Reflecting on the 17th anniversary of Amadou Diallo’s killing, did New York police officers think about how “we are all 99.5 percent the same” while they shot him 41 times as he tried to show them his wallet?
Does how “every single, solitary difference you can see that is not age-related: skin color, eye color, body shape, gender, race, you name it, every one is rooted in one half of 1 percent of your genome” prevent black children from being much more likely to be expelled or suspended from America’s schools than white children who engaged in the same behavior?
Does the fact that “unless your ancestors, every one of you, are 100 percent, 100 percent from sub-Saharan Africa, we are all mixed-race people” do anything to correct extreme levels of residential housing segregation in the United States?
Will Bill Clinton’s suggestion that “the problems of the world today could be summed up as, we spend 99 and a half percent of our time fixating on that half of a percent, and if we spent a little more time fixated on the other 99 and a half percent, we could build a better future together” do anything to correct the extreme racial disparities in wealth and income in the United States?
Did how human beings are “99.5 percent the same” save those many thousands of black and brown men and women who were gobbled up by the greatly expanded maw of the prison industrial complex, and the so-called War on Drugs during the Clinton administration?
Was Bill Clinton thinking “if we spent a little more time fixated on the other 99 and a half percent, we could build a better future together" when he mined white racial resentment and overt racism in his role as a neoliberal “New Democrat” by attacking Sister Souljah and “welfare queens” to win a presidential election in 1992?
Are white Americans reflecting on how “unless your ancestors, every one of you, are 100 percent, 100 percent from sub-Saharan Africa, we are all mixed-race people” when they tell public opinion researchers that black people are “lazy,” “less intelligent,” and not as “hard-working” as white people?

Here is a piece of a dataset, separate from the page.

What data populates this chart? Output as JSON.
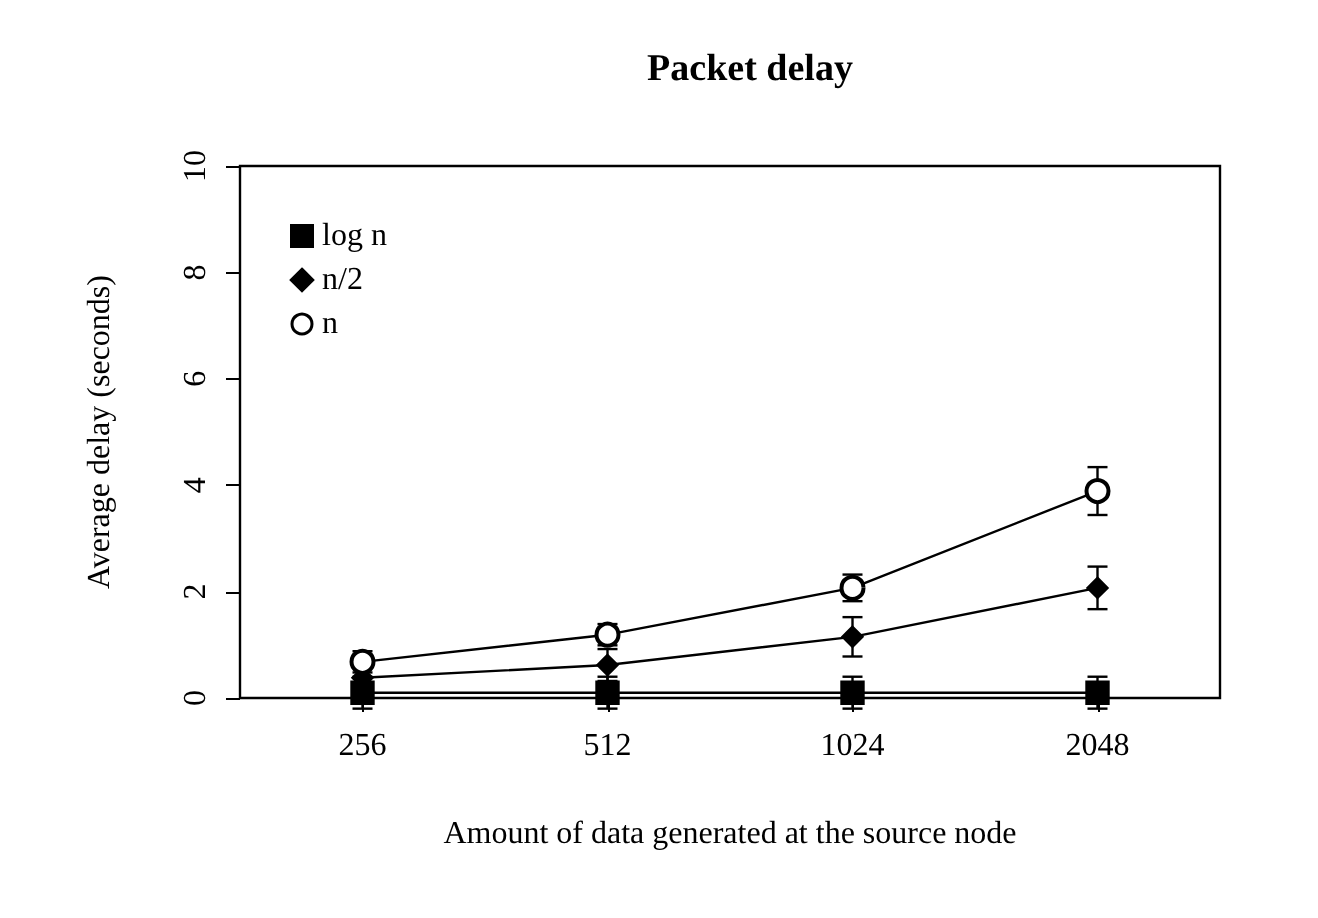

Toni Morrison described Bill Clinton as “America’s first black president.” Her observation was misunderstood. It was not a compliment. Morrison’s claim was actually a sharp barb that called attention to the double standards of the color line in America. She would later explain how:
People misunderstood that phrase. I was deploring the way in which President Clinton was being treated, vis-à-vis the sex scandal that was surrounding him. I said he was being treated like a black on the street, already guilty, already a perp. I have no idea what his real instincts are, in terms of race.
Morrison’s insight is also a witty double turn of phrase, because if Bill Clinton was in fact really black his post-presidential career would be in shambles. He would have been driven out of the public square as a result of his sexual liaisons with Monica Lewinsky.

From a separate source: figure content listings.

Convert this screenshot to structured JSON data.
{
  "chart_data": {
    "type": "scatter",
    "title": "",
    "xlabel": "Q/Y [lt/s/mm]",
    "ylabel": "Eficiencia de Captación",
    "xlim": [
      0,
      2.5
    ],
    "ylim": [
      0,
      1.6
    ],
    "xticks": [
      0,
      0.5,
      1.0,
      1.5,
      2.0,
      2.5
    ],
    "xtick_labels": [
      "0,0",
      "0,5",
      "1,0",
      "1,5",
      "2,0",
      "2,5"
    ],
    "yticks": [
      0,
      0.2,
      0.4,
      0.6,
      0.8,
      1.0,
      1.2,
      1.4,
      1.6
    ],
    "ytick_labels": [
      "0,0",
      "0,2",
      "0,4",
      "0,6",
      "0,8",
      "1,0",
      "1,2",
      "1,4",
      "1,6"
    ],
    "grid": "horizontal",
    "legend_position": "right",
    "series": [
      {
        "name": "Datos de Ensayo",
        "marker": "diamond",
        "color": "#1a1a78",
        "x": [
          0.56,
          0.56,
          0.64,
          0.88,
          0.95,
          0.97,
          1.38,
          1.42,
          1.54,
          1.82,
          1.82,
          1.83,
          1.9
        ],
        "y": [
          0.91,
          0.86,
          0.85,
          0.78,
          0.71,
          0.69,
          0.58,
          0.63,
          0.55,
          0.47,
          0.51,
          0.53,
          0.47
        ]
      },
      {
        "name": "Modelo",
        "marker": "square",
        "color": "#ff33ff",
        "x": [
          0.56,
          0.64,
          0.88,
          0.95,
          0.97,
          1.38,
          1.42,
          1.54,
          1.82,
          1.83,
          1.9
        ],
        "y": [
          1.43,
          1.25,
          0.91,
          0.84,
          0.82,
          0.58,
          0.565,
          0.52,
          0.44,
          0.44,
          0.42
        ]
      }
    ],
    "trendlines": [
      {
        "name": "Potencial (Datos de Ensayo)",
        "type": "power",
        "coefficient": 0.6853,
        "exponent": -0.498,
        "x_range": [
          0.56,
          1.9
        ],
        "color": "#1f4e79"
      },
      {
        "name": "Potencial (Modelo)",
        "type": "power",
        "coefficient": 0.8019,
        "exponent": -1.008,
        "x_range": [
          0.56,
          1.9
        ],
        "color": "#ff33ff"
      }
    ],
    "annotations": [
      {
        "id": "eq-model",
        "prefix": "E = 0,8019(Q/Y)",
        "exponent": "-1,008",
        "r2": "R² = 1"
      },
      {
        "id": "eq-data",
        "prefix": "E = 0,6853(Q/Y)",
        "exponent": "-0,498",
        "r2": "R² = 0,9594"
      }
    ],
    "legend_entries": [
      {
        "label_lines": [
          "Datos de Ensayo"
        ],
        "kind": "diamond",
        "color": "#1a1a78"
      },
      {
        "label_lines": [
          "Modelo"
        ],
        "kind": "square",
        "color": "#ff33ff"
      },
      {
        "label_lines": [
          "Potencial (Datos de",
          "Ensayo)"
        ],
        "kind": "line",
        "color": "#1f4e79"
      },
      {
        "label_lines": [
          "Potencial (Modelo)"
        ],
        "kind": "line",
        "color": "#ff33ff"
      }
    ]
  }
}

“Liberal racism” is real, and it takes many forms. In the post-civil rights era and the Age of Obama, one of the most noxious manifestations of liberal racism is the notion that we are “all the same beneath the skin,” and thus, to talk about racial difference and the divergences in life chances along the color line is somehow impolitic or racist.

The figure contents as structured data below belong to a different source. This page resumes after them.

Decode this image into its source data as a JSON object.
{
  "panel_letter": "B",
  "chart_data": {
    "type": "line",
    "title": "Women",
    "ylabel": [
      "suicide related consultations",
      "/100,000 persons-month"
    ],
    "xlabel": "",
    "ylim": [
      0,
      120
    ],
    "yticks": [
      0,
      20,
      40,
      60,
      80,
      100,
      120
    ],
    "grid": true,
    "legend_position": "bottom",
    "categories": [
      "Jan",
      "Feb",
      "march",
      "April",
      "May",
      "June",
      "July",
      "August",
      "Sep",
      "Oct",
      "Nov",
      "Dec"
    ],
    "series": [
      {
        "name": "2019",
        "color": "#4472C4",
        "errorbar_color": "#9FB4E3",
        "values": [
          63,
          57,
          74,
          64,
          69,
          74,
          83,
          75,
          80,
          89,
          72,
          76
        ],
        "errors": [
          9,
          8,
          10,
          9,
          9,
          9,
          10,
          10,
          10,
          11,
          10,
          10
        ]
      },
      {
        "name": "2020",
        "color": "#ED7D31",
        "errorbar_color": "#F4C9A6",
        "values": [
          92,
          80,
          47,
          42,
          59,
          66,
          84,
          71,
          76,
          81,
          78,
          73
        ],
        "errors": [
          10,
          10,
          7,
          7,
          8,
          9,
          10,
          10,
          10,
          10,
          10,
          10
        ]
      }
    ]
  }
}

“Radical” humanism that overlooks race is empty. This particular type of humanism is neither truly radical nor transgressive, because it leaves racial inequality in place by pretending not to see it.
In all, so-called racial colorblindness protects white privilege and does the work of white supremacy. And yes, racial colorblindness sometimes does said work via the white racial logic of ostensibly “liberal” and “progressive” statements such as Bill Clinton’s: “We are all 99.5 percent the same.”